13 March 2020, The Tablet

A bell for St John Henry Newman



A bell for St John Henry Newman

Bishop of Shrewsbury Mark Davies with the newly-repaired bell, John Henry.
Simon Caldwell

The bell of Shrewsbury Cathedral has been named “John Henry” in a tribute to St John Henry Newman, England’s newest saint.

The Bishop of Shrewsbury, Mark Davies, said he was inspired to name the bell after Newman because it was originally installed in the 1850s, the same decade that Newman preached his famous sermon on “the second spring”, on the rebirth of English Catholicism.

“Cardinal Newman knew this Cathedral of Shrewsbury” Bishop Davies noted, “and had announced a second springtime for the Church in our land in the 1850s – the same decade when our Cathedral bell first sounded.” The Bishop also expressed his hopes for the future of the Cathedral:  “May this bell continue to sound a call to prayer and mission for the great renewal of Christianity in our land.”
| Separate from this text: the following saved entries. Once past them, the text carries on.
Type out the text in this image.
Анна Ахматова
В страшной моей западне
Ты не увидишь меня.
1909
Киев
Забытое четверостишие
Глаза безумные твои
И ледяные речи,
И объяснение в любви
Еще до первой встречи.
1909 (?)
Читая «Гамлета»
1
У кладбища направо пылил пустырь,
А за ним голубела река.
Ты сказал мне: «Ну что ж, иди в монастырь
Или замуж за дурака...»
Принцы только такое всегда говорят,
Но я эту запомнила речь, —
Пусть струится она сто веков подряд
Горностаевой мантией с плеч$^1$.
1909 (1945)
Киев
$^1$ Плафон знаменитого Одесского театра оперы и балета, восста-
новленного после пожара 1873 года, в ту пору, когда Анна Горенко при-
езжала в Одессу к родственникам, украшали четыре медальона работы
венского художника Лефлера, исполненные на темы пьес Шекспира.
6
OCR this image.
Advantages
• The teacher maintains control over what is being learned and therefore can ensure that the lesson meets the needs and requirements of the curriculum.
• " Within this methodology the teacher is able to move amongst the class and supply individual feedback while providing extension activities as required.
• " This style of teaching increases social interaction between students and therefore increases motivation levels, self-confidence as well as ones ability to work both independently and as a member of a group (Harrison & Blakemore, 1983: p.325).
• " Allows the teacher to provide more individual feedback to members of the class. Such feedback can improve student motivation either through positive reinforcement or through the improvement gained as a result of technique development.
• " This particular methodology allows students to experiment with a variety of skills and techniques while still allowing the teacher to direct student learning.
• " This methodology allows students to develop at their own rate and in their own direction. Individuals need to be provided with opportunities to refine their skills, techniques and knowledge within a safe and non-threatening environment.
The bell was first commissioned by the noted Victorian architect and Catholic convert Edward Welby Pugin and installed in the year the Cathedral was opened, 1856. The bell has been in a state of disrepair for a long time, and hadn’t rang out for several decades by the time of its restoration. Taking a month to complete, the repairs and cleaning of the bell also saw it being refitted with a new remote-control ringing system. Remarkably, the repairs of the bell is being carried out by the Leicestershire firm that originally made the bell in the 19th century: Loughborough’s John Taylor Bellfounders.

On March 14 the bell will be blessed by Bishop Davies in a special ceremony before it is installed in the bell tower of the Cathedral, from where it is hoped it will chime the Angelus on March 25, the Feast of the Annunciation. The Bishop has asked the faithful in his diocese to pray the Angelus daily ahead of the rededication of England on Sunday March 26.

St John Henry Newman, born in 1801, is one of the best-known and intellectually-influential English Catholics of the past few centuries. A prominent Anglican priest, theologian, and participant in the Oxford Movement, Newman converted to Catholicism at the age of 44, in 1845. He founded the Birmingham Oratory in 1848,  was made a cardinal by Pope Leo XIII in 1879 and died in Birmingham in 1890. When Pope Francis canonised him on October 13 2019, Newman became the first English saint to be raised to the altars in nearly 50 years.